John Eason: “I hope I get my call soon.”

By Shirley Eason

My husband John passed away in April in Tweed Hospital, NSW. He had suffered with Parkinson’s and Lewy Body dementia for five years – that is when he was diagnosed. He hated what his life had become after having been a very energetic person and on several occasions he asked me to put a pillow over his head, or said “I hope I get my call soon.” He clearly didn’t want to continue his deteriorating life and his wish came true after he had a very nasty fall resulting in the ambulance taking him to hospital where he spent just over two weeks.

The first week he was on a drip, not responding to anything at all. He was not eating or drinking, his mouth was ulcerated, he was incontinent, not opening his eyes, not responding to my talks with him, etc. At this time it was suggested a nasal gastric tube be inserted but we had both stated in our guardianship papers not to do anything that can’t improve the quality of life, so I rejected this and his doctors were in total agreement.
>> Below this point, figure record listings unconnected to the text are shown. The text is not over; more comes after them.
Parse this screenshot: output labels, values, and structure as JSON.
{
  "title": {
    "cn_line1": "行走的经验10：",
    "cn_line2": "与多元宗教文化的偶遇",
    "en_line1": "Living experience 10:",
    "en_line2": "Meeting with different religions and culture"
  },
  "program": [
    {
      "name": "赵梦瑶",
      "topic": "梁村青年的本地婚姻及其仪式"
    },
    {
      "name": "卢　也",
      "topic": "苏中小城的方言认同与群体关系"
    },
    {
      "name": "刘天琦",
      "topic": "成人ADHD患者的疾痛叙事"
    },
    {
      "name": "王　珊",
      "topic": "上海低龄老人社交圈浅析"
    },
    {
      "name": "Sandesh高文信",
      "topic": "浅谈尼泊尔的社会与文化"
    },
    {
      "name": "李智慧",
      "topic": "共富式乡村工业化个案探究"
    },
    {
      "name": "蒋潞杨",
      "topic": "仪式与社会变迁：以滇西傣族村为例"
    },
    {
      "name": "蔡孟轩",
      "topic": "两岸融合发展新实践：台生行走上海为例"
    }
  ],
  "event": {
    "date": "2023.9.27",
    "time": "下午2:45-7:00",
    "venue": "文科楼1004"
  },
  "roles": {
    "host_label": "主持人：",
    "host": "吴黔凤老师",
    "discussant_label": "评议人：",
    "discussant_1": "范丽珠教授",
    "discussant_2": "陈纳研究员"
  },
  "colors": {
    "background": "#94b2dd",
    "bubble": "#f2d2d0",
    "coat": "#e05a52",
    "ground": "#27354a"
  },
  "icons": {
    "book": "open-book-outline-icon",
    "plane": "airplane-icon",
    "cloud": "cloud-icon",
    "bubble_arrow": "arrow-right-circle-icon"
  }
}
It was at this point that they commenced continual, palliative sedation. I was told this would be peaceful and that my husband would not feel any pain. They said the duration could be anything from a few hours to a few weeks. I really don’t know why I didn’t question that big variation in time but when you are distressed sometimes you are not thinking clearly. 

This period of time was absolutely terrible for both my husband, I’m quite sure, and for myself. The ulcers in his mouth continued to get worse, even though they were carrying out oral hygiene each day. His breathing was extremely laboured, he looked far from feeling peaceful and to me it looked like torture.

Each day I would ask the doctor to please do something to help him and would be told his body had to shut down, I was having more time with him and he was not in pain. On the 8th day I begged the doctor to please help him so she doubled his dose of morphine. I do not know if this was the reason he passed away at 4am the next morning, or if something else was done, or if it was just the progression anyway. What I do know is that when my darling husband passed away is when he did look peaceful and out of suffering. I was so sad but also relieved to know that he was now at peace.

Why, oh why, do we have to let our loved ones go through this starvation and suffering at the final stage of end of life when there is absolutely no hope of any recovery or cure? We didn’t let our beautiful dog suffer like this. He was out of his pain and at peace almost immediately.

I am not complaining about the treatment at Tweed Hospital as I can’t speak more highly of the care given to my husband from both the nursing staff and the doctors. They are very special people – I’m only questioning the laws relating to the dying.